The English dominance of Hawaiian parallels Norman French subjection of English between 1066 and 1200. Whether Hawaiian can be revived, as was English, after the current trial period is a matter of conjecture. At present, the language has a single native-speaking community of some 150 individuals located on the island of Ni'ihau. There are less than 2,000 native speakers, all above the age of 60, scattered throughout the other six inhabited islands, who must function within an English-speaking environment. Another one thousand or so English speakers are actively trying to learn Hawaiian. There are also many in the community who can understand some Hawaiian, but cannot speak it, and the majority of Hawaiians who speak a form of English heavily influenced by Hawaiian. The life and death of the Hawaiian language rests primarily with these people, but the success of their efforts to assure the life of their language depends in large part on the cessation of hostile and senseless measures emanating from the dominant English-speaking groups. Perhaps if the English speakers were more aware of how their own language almost suffered death at the hands of the Normans, who considered English primitive and inferior, their attitudes and actions presently so detrimental to the survival of Hawaiian would change.

The Rise of English

Much of the early communication in Hawai'i between Hawaiians and foreigners from various linguistic groups was through a form of broken or simplified Hawaiian. This broken Hawaiian was carried by Hawaiian sailors aboard Western vessels and traces of it are found in Eskimo trading language and a Kamchatka trading language of the Asian Soviet Union. Simplified Hawaiian survived as a means of communicating with foreigners and gradually developed in to what is called pidgin English, in the early twentieth century.

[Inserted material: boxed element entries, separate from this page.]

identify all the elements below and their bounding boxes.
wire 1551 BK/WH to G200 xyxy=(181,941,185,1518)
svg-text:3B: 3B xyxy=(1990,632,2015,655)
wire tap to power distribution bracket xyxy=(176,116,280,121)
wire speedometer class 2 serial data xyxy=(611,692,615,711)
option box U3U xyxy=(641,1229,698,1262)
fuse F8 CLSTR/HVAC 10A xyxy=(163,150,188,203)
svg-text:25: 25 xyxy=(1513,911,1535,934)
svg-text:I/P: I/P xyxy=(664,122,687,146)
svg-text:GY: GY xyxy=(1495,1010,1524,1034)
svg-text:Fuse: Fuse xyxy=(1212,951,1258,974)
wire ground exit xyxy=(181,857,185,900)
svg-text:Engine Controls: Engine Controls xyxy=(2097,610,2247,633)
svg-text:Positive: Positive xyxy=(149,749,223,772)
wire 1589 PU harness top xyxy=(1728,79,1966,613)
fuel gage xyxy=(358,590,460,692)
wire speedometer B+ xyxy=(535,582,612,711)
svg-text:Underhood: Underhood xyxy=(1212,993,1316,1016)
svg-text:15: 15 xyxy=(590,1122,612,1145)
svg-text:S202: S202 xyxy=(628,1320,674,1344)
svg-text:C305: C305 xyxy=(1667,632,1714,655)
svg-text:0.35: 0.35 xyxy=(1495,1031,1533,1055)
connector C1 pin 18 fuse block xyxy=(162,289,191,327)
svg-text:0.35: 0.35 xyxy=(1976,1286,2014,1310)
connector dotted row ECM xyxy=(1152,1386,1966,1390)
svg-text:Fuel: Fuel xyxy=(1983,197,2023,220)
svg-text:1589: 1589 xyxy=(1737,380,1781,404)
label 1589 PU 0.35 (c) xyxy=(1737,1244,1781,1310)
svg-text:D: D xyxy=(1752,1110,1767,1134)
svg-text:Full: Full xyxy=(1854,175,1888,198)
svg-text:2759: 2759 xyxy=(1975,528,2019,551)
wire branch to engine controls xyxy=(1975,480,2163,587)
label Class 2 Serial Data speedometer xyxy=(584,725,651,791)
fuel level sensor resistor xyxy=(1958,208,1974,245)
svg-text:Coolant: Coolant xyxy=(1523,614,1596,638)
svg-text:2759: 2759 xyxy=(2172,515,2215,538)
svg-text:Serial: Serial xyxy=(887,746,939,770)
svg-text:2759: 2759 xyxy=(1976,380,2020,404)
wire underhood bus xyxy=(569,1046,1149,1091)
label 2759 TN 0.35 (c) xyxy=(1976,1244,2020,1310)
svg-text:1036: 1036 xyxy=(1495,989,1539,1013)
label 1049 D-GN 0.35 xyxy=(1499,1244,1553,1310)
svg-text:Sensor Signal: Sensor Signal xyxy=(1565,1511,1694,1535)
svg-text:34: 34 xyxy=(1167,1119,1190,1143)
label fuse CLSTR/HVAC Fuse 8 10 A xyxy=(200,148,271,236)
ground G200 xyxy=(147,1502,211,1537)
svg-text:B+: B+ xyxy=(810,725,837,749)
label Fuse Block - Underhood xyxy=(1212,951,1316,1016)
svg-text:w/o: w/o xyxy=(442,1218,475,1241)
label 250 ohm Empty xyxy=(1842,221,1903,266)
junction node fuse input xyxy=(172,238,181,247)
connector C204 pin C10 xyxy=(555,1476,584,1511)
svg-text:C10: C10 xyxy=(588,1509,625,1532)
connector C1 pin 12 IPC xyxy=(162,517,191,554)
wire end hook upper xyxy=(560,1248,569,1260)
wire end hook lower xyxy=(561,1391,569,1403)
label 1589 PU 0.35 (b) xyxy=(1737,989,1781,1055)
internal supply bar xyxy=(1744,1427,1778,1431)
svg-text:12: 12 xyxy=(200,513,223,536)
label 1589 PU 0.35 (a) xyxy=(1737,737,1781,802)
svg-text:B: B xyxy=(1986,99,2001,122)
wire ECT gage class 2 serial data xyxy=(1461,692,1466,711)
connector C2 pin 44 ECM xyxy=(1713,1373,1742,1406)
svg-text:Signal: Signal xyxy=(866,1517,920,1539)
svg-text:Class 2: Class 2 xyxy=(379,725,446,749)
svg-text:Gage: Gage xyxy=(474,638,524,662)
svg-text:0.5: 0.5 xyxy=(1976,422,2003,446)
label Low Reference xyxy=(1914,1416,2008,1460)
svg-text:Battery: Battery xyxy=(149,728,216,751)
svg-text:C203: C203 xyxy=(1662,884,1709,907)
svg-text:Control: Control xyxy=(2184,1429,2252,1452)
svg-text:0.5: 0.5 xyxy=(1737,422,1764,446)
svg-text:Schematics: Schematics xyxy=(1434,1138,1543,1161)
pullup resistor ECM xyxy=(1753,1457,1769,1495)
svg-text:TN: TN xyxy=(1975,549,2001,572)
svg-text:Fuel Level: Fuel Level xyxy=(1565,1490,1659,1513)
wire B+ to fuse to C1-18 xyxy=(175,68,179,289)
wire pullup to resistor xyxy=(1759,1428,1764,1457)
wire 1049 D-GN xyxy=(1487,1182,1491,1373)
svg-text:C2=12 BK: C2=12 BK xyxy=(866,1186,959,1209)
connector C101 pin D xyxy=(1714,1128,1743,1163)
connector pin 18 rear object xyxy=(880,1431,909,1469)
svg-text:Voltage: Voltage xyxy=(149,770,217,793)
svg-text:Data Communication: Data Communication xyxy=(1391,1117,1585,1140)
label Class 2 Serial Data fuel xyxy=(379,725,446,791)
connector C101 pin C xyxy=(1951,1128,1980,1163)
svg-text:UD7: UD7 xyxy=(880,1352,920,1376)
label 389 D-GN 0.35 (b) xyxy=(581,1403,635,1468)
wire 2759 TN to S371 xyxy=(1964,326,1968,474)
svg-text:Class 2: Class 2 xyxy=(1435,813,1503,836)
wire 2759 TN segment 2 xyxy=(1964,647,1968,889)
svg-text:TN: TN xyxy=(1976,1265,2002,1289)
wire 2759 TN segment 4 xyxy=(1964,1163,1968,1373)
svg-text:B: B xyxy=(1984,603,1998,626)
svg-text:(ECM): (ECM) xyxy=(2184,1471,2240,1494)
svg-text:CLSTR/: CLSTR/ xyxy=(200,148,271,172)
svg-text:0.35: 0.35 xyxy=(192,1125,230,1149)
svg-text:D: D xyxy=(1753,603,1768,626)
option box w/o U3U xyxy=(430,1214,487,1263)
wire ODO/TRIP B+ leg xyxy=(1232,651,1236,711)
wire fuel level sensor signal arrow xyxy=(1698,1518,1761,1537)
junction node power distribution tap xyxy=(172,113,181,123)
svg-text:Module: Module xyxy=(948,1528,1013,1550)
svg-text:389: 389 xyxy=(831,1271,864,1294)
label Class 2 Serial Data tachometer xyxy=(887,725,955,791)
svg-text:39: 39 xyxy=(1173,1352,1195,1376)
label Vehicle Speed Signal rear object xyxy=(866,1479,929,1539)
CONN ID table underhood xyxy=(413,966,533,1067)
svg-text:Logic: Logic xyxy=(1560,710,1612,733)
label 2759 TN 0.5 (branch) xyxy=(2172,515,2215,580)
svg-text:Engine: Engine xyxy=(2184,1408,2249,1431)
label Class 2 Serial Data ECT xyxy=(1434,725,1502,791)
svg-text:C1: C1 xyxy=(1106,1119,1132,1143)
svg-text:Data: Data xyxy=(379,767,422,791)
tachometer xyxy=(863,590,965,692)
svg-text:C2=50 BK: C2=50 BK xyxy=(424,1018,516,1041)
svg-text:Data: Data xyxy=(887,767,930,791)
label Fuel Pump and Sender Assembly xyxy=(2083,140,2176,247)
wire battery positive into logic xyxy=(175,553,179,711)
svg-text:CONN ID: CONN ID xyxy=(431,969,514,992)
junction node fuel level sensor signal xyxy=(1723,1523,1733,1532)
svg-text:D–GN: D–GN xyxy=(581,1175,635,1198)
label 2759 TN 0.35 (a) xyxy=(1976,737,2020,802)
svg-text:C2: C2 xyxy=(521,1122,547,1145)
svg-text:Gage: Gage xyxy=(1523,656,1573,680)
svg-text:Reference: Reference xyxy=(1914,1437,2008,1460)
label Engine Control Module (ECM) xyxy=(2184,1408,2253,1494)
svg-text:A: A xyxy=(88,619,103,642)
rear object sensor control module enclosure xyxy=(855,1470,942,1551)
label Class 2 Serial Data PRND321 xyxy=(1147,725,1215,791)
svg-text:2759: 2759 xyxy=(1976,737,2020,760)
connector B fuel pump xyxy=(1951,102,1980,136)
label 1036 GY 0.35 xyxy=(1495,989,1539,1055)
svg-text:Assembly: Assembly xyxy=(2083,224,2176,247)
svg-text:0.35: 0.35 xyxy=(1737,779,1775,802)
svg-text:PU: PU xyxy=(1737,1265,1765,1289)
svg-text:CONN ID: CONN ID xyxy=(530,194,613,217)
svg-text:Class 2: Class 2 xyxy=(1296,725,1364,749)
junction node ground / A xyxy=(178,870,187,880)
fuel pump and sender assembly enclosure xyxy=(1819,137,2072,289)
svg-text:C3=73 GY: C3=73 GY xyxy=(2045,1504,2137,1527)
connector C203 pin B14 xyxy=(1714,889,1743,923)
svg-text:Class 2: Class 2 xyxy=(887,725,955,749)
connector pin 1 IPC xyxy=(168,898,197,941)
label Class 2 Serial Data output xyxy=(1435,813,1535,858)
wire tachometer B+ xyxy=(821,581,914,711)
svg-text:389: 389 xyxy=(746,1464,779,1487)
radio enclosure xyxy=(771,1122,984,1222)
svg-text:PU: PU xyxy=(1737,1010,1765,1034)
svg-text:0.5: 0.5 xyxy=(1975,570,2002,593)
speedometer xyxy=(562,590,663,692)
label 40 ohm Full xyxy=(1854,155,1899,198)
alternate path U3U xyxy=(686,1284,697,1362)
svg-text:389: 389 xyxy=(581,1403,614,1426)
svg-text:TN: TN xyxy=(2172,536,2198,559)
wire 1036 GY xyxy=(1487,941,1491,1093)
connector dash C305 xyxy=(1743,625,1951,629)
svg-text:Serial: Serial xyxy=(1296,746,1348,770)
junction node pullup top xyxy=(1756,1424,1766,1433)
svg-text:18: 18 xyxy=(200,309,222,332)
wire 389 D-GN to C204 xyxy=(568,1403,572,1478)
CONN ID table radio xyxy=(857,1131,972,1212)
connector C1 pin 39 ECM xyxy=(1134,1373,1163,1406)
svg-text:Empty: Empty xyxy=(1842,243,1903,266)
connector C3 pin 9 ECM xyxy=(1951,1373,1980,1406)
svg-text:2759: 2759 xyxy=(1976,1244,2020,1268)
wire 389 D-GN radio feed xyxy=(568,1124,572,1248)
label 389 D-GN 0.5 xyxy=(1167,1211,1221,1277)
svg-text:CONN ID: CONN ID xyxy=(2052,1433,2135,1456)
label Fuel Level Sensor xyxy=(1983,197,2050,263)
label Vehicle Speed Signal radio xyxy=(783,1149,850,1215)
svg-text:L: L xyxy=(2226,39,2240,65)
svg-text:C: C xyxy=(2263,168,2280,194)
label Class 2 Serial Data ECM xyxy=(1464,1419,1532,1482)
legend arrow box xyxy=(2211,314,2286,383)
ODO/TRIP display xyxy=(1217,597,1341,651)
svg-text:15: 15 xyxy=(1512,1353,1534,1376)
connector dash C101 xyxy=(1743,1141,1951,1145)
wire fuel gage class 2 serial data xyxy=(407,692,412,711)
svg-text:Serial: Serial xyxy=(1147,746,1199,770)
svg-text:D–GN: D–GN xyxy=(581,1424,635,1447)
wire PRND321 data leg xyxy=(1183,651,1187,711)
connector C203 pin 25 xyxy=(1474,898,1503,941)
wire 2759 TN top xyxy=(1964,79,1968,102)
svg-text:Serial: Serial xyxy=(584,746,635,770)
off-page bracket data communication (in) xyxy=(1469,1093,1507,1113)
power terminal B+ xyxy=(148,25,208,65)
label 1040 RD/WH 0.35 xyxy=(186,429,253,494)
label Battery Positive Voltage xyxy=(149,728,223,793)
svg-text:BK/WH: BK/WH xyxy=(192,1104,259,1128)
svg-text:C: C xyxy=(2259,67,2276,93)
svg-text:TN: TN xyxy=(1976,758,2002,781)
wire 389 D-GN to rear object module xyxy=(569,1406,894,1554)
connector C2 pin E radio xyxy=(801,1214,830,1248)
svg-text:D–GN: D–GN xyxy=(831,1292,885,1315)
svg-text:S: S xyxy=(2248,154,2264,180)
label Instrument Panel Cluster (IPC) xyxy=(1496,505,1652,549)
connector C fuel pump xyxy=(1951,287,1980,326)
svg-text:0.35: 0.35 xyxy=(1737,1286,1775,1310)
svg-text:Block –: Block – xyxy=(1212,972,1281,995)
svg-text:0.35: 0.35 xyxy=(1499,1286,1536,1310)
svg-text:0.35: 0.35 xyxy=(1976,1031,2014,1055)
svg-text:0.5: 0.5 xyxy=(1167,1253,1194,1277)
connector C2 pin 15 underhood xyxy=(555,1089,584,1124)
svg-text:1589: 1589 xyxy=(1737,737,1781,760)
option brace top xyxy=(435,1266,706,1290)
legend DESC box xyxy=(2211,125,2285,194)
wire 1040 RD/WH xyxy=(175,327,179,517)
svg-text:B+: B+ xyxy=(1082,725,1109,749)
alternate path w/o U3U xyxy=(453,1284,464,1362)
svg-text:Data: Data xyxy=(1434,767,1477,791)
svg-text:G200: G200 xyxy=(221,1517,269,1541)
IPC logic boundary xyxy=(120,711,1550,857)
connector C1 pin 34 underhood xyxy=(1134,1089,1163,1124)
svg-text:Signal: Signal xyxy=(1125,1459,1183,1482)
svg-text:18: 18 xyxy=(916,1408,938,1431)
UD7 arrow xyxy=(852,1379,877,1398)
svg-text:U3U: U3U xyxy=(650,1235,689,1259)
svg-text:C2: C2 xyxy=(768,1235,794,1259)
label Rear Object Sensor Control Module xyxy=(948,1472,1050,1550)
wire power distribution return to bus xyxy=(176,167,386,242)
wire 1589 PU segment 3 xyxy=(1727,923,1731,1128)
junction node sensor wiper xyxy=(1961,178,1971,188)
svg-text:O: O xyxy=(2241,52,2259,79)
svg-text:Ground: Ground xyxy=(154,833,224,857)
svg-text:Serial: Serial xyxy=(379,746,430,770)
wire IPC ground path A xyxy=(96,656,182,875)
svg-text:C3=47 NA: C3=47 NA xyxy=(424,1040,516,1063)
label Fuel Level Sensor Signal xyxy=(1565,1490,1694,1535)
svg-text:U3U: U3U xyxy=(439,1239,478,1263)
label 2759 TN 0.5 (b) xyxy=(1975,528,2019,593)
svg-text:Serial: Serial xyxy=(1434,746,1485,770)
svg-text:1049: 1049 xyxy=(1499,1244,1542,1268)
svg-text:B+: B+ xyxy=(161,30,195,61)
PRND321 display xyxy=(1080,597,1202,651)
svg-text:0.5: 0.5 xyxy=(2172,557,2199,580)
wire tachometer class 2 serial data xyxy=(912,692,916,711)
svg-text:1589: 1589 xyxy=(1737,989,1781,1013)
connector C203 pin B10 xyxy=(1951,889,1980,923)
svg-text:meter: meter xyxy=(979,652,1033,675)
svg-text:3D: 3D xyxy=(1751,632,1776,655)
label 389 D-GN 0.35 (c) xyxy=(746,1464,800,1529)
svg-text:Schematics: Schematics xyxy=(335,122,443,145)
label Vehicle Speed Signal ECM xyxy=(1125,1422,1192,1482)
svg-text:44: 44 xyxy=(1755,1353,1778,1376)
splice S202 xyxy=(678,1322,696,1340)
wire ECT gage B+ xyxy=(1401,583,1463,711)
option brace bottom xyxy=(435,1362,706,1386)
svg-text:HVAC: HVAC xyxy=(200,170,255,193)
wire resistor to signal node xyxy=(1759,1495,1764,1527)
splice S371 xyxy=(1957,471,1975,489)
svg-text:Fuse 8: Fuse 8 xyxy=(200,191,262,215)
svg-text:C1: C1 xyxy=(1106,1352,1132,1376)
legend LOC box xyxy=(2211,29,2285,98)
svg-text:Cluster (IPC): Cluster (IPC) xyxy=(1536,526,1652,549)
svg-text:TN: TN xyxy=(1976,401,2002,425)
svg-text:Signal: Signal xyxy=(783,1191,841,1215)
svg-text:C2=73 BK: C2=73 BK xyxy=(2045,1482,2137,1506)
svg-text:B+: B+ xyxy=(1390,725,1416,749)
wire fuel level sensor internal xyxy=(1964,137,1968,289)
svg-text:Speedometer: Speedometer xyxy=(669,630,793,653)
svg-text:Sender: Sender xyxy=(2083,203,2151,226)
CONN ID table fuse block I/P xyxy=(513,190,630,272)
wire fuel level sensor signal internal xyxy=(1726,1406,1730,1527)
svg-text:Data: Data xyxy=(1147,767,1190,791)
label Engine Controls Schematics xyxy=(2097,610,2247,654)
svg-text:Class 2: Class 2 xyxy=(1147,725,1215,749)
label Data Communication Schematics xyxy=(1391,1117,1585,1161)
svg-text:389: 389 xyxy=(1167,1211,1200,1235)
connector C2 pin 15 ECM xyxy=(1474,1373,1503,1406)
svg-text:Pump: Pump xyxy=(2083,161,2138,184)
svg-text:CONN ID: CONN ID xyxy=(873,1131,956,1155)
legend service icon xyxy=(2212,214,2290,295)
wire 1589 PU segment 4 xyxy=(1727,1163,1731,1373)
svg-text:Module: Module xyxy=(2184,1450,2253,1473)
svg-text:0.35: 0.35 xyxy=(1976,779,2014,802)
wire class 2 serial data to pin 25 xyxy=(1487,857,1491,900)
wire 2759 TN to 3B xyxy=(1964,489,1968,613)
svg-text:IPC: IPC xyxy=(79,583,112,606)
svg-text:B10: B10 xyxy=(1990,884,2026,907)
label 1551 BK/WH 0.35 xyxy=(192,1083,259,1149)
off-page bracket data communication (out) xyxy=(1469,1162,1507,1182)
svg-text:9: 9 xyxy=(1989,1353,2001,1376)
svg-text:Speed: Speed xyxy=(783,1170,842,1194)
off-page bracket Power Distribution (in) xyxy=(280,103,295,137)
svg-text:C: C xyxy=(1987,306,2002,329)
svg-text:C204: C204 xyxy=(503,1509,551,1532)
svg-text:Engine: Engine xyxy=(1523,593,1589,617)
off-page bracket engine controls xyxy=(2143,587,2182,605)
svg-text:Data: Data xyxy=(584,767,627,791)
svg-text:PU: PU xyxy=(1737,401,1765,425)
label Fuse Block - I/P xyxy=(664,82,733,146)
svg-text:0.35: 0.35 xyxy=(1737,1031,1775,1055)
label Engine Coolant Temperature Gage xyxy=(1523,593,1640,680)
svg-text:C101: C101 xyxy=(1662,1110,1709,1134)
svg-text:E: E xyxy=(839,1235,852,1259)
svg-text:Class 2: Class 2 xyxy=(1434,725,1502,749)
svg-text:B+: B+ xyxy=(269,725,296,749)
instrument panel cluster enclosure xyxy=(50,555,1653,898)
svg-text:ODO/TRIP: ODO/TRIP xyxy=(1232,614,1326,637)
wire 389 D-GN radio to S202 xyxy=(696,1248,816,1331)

The existence of a form of broken Hawaiian is testimony of the cultural and linguistic strength of the language at the early period of contact with other cultures. From earliest contact, however, there were also Hawaiians who learned foreign languages by working around foreigners, especially aboard their vessels, and through extended stays in foreign ports. Hawaiians were reputed to be quick language learners and were hired to serve as interpreters in the Northwest coast of the North American continent. Bilingual Hawaiians were important to all the Hawaiian people as a direct means of understanding other cultures and introducing new ideas at home. One strength of the early Hawaiian government lay in the fact that there were a number of Hawaiians and assimilated Europeans who understood foreign languages and thinking well enough to assist the country in avoiding early loss of sovereignty.